Hi y9c! I am trying your pseudoU-BIDseq pipeline. I found your workflow is very efficient and your coding is perfect.Nice work! I have a question here. when I ran the pipeline with the mRNA samples from Quantitative sequencing using BID-seq uncovers abundant pseudouridines in mammalian mRNA at base resolution, I found the mapping ratio for genome is very low(~30% for unique mapping and ~6 % for multimapping), and I have lost lots of reads after realignGap and samtools calmd, samtools view -e '[NM]<=5 && [NM]/(qlen-sclen)<=0.1', the average of lost reads is about 40%. I wonder is this correct and what can I do? Thanks you!

y9c commented 1 year ago

Thank you @erhei01. Low mapping ratio might caused by improperly adapter trimming. Could you show me which dataset you have tested and the adapter in your settings?

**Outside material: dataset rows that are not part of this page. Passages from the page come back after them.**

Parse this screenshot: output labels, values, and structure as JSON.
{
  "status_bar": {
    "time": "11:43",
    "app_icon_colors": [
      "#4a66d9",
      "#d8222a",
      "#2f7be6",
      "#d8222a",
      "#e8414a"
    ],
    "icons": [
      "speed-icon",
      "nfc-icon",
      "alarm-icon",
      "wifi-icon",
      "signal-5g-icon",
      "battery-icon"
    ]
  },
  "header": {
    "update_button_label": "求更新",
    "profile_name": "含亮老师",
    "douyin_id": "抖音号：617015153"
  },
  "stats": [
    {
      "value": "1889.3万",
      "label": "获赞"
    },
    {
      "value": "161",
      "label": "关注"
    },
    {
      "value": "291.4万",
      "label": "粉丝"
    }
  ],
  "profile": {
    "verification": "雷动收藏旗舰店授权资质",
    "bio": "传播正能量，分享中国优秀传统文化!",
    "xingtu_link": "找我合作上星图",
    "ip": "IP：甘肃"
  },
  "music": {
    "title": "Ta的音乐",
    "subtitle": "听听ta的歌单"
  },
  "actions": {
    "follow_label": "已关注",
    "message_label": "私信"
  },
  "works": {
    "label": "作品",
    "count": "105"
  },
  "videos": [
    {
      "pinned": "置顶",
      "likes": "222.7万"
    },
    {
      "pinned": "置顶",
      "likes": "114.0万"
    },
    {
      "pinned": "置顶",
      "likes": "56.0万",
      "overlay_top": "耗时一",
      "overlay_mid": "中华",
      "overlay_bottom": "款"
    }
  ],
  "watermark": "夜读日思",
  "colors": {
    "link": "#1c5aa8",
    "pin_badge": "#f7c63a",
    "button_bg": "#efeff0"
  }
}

erhei01 commented 1 year ago

Thanks for your reply. I ran your Snakefile with default settings on SRR15082607~SRR15082610 of GSE179798 and I found the deduping and mapping records in workspace/report_reads directory.

y9c commented 1 year ago

The default settings of this repo do not fit the data you mentioned. This method is quite different from the previous paper. If you want to reproduce the results, I would recommend you to follow the method described in the paper.

This method can be adapted to the previous data by adding barcode: NNNNNXXX-XXXNNNNNATCACG in the yaml file, but the result is not guaranteed to be exactly the same. If you use the default settings, the inline barcode won't be trimmed and lead to low mapping ratio.

If you have any questions or suggestions, feel free to open new issues.